For Alphabet, the strategic logic rests on edging out Microsoft Corp. and Amazon.com Inc. in corporate cloud services. But the financial logic of conceding so much on price in such a short space of time? That’s a leap of faith. Wiz is likely loss-making. Annual recurring revenue, largely from a blue-chip corporate customer base, will of course have grown. And Alphabet could lift this from the previously reported $500 million to $1 billion or more utilizing Alphabet’s reach, reckon analysts at Wedbush Securities. Even so, Alphabet would surely have factored near-term sales expansion and future synergy potential into its 2024 offer.
Moreover, Wiz’s standalone options don’t seem to have radically improved. Stock-market investors are cooling on the tech sector – the Nasdaq Composite has been on a rollercoaster since July and is down slightly on its level when takeover talks fizzled nearly eight months ago. As for the IPO market, again, recent volatility has likely made a stake sale to the capital markets harder, not easier.
What about the antitrust environment? The common wisdom is that deals will face less challenge from here on, especially in the US under President Donald Trump. Even the UK is reining in its trustbusters – it was previously an occasional lone crusader against deals other regulators tolerated. But again, it’s a bit soon to assume the risks of this deal being blocked are sufficiently diminished to make the acquisition more valuable to this or any big buyer. Indeed, a thumping $3.2 billion break-fee anticipates potential failure. Better to see the high price and goodies as making it easier for Wiz to live with the potential distraction of a lengthy antitrust probe.

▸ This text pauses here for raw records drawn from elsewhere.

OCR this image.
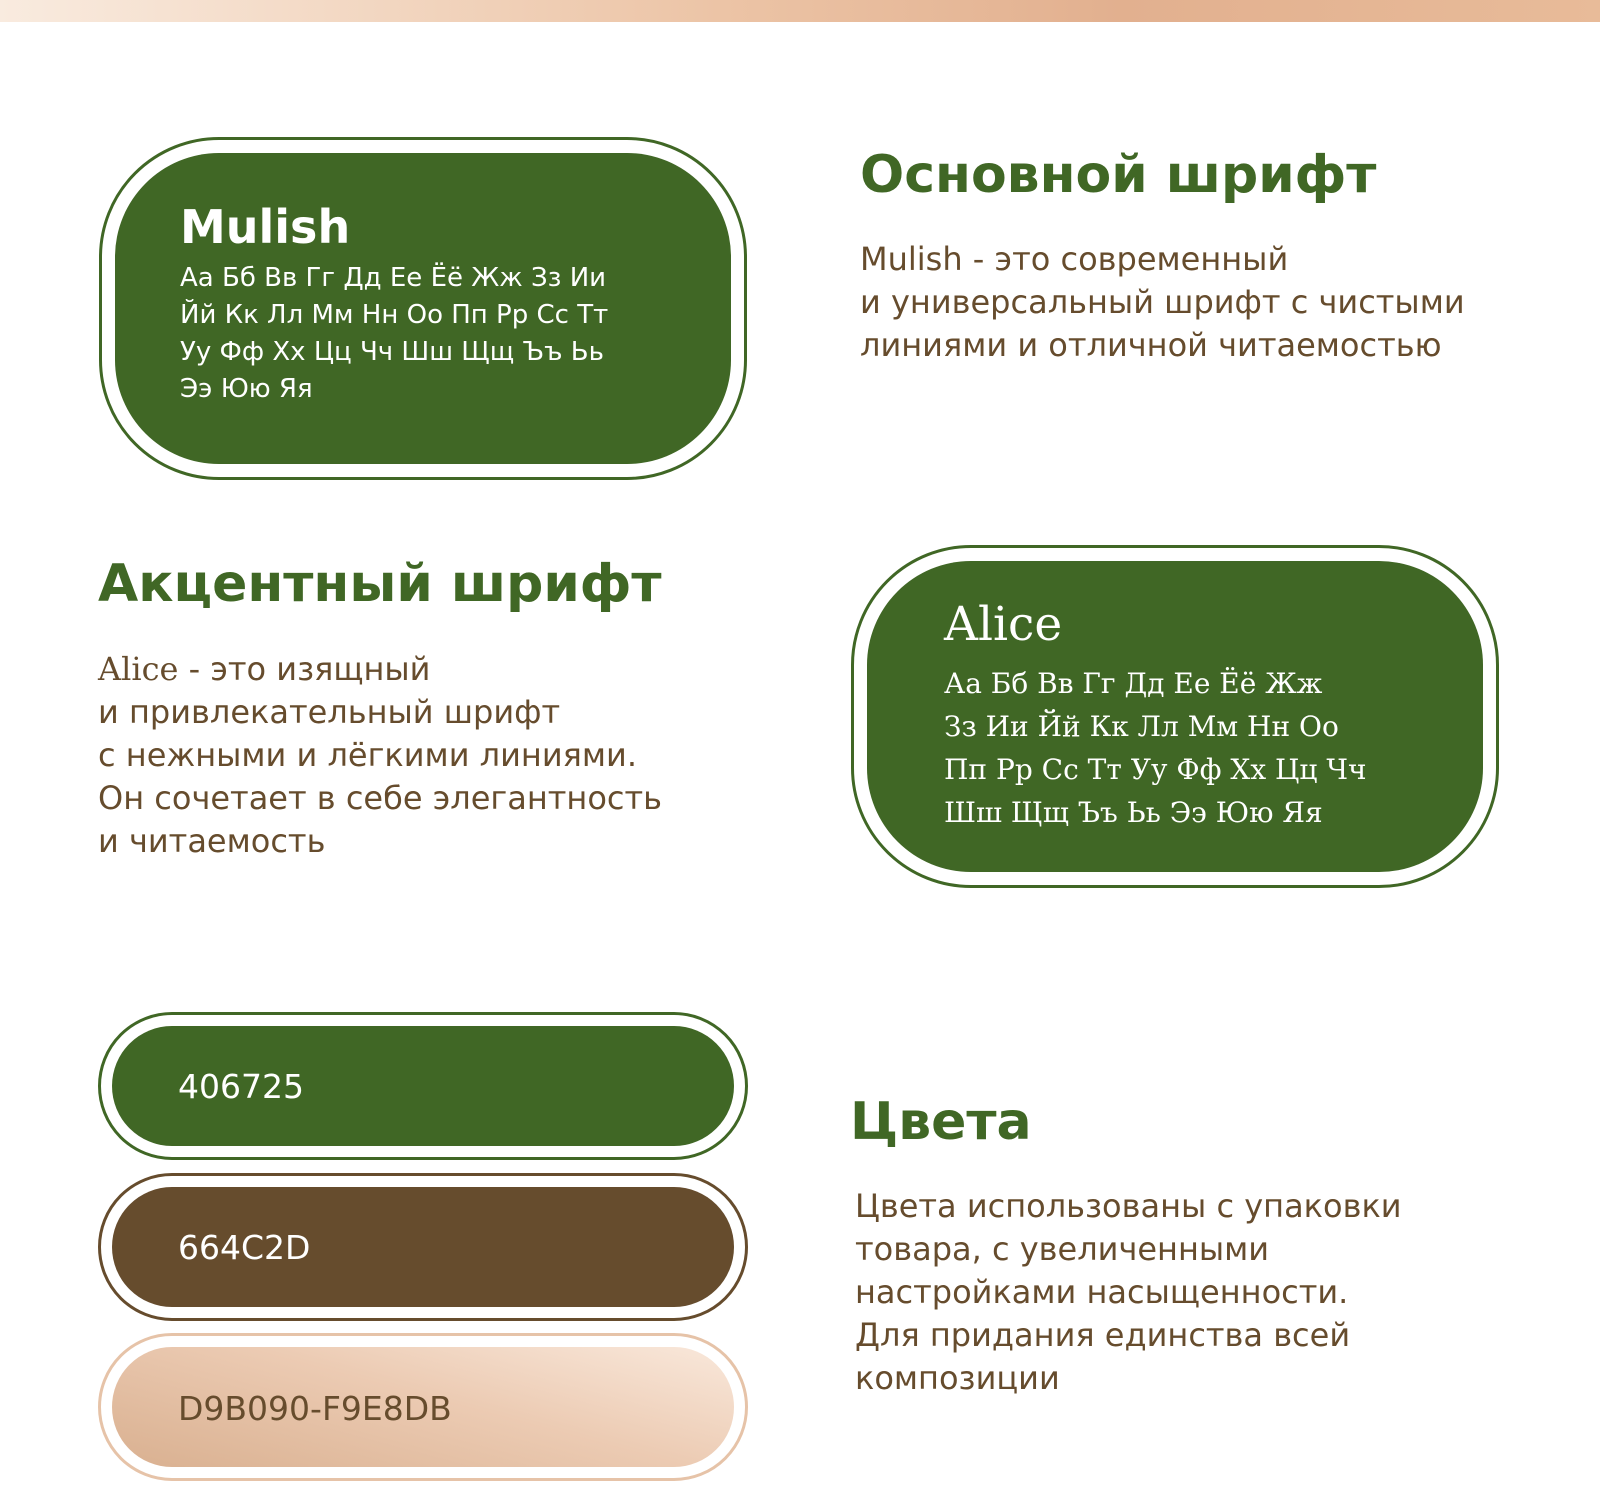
Mulish

Аа Бб Вв Гг Дд Ее Ёё Жж Зз Ии
Йй Кк Лл Мм Нн Оо Пп Рр Сс Тт
Уу Фф Хх Цц Чч Шш Щщ Ъъ Ьь
Ээ Юю Яя

Основной шрифт

Mulish - это современный
и универсальный шрифт с чистыми
линиями и отличной читаемостью

Акцентный шрифт

Alice - это изящный
и привлекательный шрифт
с нежными и лёгкими линиями.
Он сочетает в себе элегантность
и читаемость

Alice

Аа Бб Вв Гг Дд Ее Ёё Жж
Зз Ии Йй Кк Лл Мм Нн Оо
Пп Рр Сс Тт Уу Фф Хх Цц Чч
Шш Щщ Ъъ Ьь Ээ Юю Яя

406725

664C2D

D9B090-F9E8DB

Цвета

Цвета использованы с упаковки
товара, с увеличенными
настройками насыщенности.
Для придания единства всей
композиции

The market’s judgement is understandably cautious. The total cost is small relative to Alphabet’s overall size. But it’s still the firm’s biggest ever acquisition. Alphabet’s market value had shed just over $60 billion, to a little under $2 trillion, in early trading Tuesday. Around half of that matches the fall in the Nasdaq. But that still leaves a sizeable hit possibly attributed to sticker-shock here, providing grounds for concern about generating decent returns on the outlay, and maybe more broadly about the risk of Alphabet doing further pricey M&A.
Alphabet’s management has some convincing to do. First, show regulators that owning Wiz won’t stifle innovation and choice in cloud security. Second, persuade shareholders that the alternative here – no deal – would have cost them even more in the long run.